The largest portion of IIJA money is flowing to road and bridge construction, according to White House data analyzed by CNBC, followed by rail, broadband, power and water projects. In recent earnings calls, heads of AECOM, WSP and Granite Construction said the infrastructure act is giving their businesses a boost.

However, the IIJA’s size and complexity pose challenges to actual implementation, according to Brookings research. The funding flows through more than 400 programs and is channeled by a variety of federal, state and local entities. The Infrastructure Act’s Build America Buy America provisions established a U.S.-made mandate for certain construction materials on all federally funded infrastructure projects. Some construction groups oppose the measure, saying it can delay work and inflate project costs.

Years of underinvestment in infrastructure have taken a toll, according to the American Society of Civil Engineers.

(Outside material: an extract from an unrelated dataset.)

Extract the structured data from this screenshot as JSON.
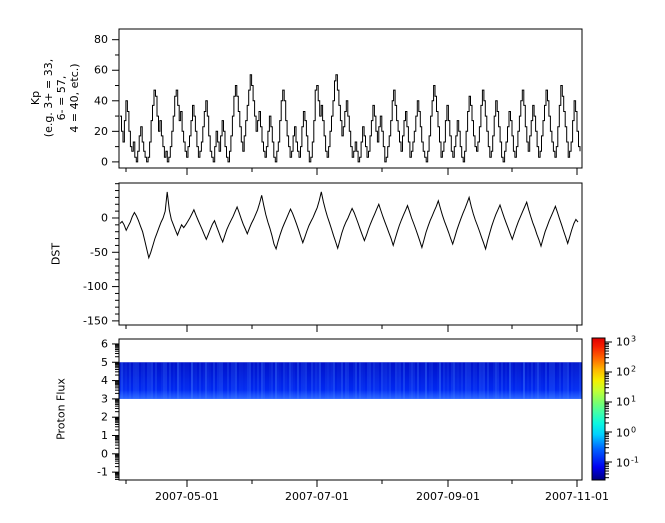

It gave U.S. infrastructure a ‘C minus’ on its most recent report card, with the country’s roads, bridges, airports and water systems rated in a ‘poor to mediocre condition’ and many needing updates to withstand the impacts of climate change. The IIJA aims to mitigate that repair and resilience backlog.

Construction employment gains 

The White House identified rapid job gains since January 2021 in two major construction sectors: heavy and civil engineering, up by 9%, and building construction, up by more than 11%. They are largely driven in recent months by employment growth in highway, street and bridge construction as well as construction of nonresidential buildings, particularly manufacturing facilities, airports, bus terminals, factories and warehouses, its research shows.

Graph shows gains in heavy and civil construction employment from January 2021 to July 2023, with the biggest gains in highway, street, bridge and utility construction.

Since January 2021, the highway, street, and bridge construction industry has added 38,300 jobs, 37,600 of which were added after the IIJA was signed into law in November 2021, according to the White House. 

Courtesy of White House

In an effort to improve the quality of construction jobs, the Biden administration also recently updated the Davis-Bacon Act, which sets the prevailing wages contractors must pay workers on federal projects.

Contractor employer groups have sued the federal government over the recent final rule change to Davis-Bacon: Associated Builders and Contractors and its Southeast Texas chapter filed suit against the federal government in the U.S. District Court for the Eastern District of Texas and Associated General Contractors of America filed suit in the U.S. District Court for the Northern District of Texas. 

While construction’s high demand for workers has fluctuated in recent months, the industry’s overall need for more labor won’t go anywhere anytime soon, said Anirban Basu, chief economist for Associated Builders and Contractors. That success is a double-edged sword: Struggles to find and retain workers threaten to stymie the feds’ infrastructure ambitions.